Changing the place of vegetables in a store would help us eat balanced

And if to change our eating habits and encourage us to eat healthier, it was enough to change the place of the fruits and vegetables? This is what an amazing British study advocates after conducting the experiment in a grocery store on the campus of the University of Warwick.

Eat less processed foods, too sweet, too salty and often over-packaged to favor fresh fruits and vegetables, to cook yourself: if you pay attention to your health and be sensitive to environmental arguments, here is surely a promise that you have already made yourself.

But it is unfortunately not always easy to hold: between lack of time and tempting promotions on products not always very healthy, temptations are not lacking to make us forget our oath. One thing, though, might be to buy more fruits and vegetables - and you do not even realize that their shelves are changing places in your supermarket.

A 15% increase in sales

This finding was made by researchers at Warwick Medical School and the University of Warwick. Their study, very serious, says that shifting the rays of fruits and vegetables in a store can increase sales and thus encourage consumers to eat healthier.

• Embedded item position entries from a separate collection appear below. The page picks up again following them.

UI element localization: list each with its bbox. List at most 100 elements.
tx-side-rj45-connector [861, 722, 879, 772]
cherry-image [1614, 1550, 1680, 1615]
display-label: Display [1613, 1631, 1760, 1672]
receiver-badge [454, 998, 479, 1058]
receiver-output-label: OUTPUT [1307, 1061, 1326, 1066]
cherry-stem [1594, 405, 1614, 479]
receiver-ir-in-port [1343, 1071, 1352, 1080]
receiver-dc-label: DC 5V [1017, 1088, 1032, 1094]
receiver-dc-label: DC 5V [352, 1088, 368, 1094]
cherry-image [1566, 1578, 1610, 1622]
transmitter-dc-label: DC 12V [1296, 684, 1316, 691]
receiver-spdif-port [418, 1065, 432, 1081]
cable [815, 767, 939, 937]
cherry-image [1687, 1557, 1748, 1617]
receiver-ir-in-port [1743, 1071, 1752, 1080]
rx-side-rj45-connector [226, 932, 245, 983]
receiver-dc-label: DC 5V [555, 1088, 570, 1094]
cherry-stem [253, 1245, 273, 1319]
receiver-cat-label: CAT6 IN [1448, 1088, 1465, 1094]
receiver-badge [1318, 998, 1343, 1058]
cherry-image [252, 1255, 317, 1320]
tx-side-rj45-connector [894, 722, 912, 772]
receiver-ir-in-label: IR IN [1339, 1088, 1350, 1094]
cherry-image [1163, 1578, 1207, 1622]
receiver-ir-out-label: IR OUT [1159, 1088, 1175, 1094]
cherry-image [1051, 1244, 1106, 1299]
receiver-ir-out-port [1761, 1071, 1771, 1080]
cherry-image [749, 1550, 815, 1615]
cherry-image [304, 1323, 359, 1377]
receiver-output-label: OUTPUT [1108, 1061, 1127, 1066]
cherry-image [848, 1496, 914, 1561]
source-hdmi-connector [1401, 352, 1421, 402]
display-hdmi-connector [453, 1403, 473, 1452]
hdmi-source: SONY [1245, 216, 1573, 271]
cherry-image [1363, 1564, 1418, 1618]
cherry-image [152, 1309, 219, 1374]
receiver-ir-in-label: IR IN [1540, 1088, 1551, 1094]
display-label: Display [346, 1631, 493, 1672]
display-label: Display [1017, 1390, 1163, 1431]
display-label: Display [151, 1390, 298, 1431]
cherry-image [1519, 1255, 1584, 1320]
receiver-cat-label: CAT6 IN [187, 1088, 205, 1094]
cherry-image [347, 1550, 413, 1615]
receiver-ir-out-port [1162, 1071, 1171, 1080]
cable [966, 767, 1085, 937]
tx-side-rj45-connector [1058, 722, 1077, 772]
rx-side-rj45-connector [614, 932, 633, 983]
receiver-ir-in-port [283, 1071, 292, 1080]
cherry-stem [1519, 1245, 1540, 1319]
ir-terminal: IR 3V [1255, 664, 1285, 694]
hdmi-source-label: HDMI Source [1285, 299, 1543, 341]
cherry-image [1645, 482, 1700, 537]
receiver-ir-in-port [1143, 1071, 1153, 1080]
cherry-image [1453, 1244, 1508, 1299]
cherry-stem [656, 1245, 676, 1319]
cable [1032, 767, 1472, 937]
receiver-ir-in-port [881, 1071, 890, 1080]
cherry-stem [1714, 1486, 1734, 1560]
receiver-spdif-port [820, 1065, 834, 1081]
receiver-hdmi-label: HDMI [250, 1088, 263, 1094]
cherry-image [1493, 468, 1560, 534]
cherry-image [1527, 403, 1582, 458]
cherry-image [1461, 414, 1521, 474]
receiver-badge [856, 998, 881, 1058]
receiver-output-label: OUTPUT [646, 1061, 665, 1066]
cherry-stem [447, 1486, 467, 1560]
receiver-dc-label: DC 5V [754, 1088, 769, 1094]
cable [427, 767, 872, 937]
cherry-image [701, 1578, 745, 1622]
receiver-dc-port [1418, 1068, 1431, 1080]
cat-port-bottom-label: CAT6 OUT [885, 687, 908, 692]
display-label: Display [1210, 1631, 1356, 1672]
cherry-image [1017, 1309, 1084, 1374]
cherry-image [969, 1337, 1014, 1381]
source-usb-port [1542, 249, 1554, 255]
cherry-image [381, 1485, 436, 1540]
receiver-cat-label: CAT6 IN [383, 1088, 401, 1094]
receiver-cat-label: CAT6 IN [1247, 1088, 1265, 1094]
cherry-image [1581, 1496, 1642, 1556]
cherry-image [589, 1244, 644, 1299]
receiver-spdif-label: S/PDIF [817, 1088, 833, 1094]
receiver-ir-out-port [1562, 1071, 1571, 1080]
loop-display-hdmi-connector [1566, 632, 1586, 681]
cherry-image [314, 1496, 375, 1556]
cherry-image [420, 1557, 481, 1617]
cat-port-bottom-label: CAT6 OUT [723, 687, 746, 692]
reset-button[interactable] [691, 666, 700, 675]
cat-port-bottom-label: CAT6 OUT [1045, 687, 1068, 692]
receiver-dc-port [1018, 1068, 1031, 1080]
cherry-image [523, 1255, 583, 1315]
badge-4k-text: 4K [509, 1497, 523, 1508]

It was published by the journal BMC Public Health and is based on an experience in a real Warwick store, the Rootes grocery store located on campus, where the location of the fruit and vegetable aisles was brought closer to the entrance. This decision was made without the purpose of conducting a research experiment or deliberately encouraging a healthier diet, say the researchers, who began their investigation when they became aware of the changes made in the store. Led by Dr. Oyinlola Oyebode of the Warwick School of Medicine, they investigated whether this change in location had any effect on the purchase of fruits and vegetables.

Between January 2012 and July 2017, the team of researchers scrupulously collected the data from the store counters to examine sales before and after the change of location. They found that, on average, customers purchased 15% more fruit and vegetables since the shelves were at the entrance of the grocery store.

An unconscious boost to eat healthier

Another finding made by the researchers: it seems that this increased consumption has been perpetuated, even though the location of the rays of fruits and vegetables was maintained at the entrance to the store.

For researchers, these data clearly show that changing the place of fruits and vegetables and highlighting them at the store entrance is a viable way to help people eat healthier. This is especially the case in young adults who are more likely to snack on sweets and swallow prepared foods than to eat fresh vegetables.

There is no need, therefore, for marketing messages or advertising campaigns with an explicit message to encourage young people to eat their five fruits and vegetables a day, says Dr. Oyebode: it is by gently shifting them to healthier rays than we can encourage them to eat healthier.

"We examined whether a change in the layout of a campus supermarket had changed students' purchases and we found that this was the case: Making fruits and vegetables more accessible increases the amount of fruits and vegetables purchased", said Dr. Oyebode. "This" push "intervention in a young adult population is particularly appropriate because it does not restrict choice and requires no conscious action on the part of the young adult."

Video: Balanced Diet. #aumsum (April 2020).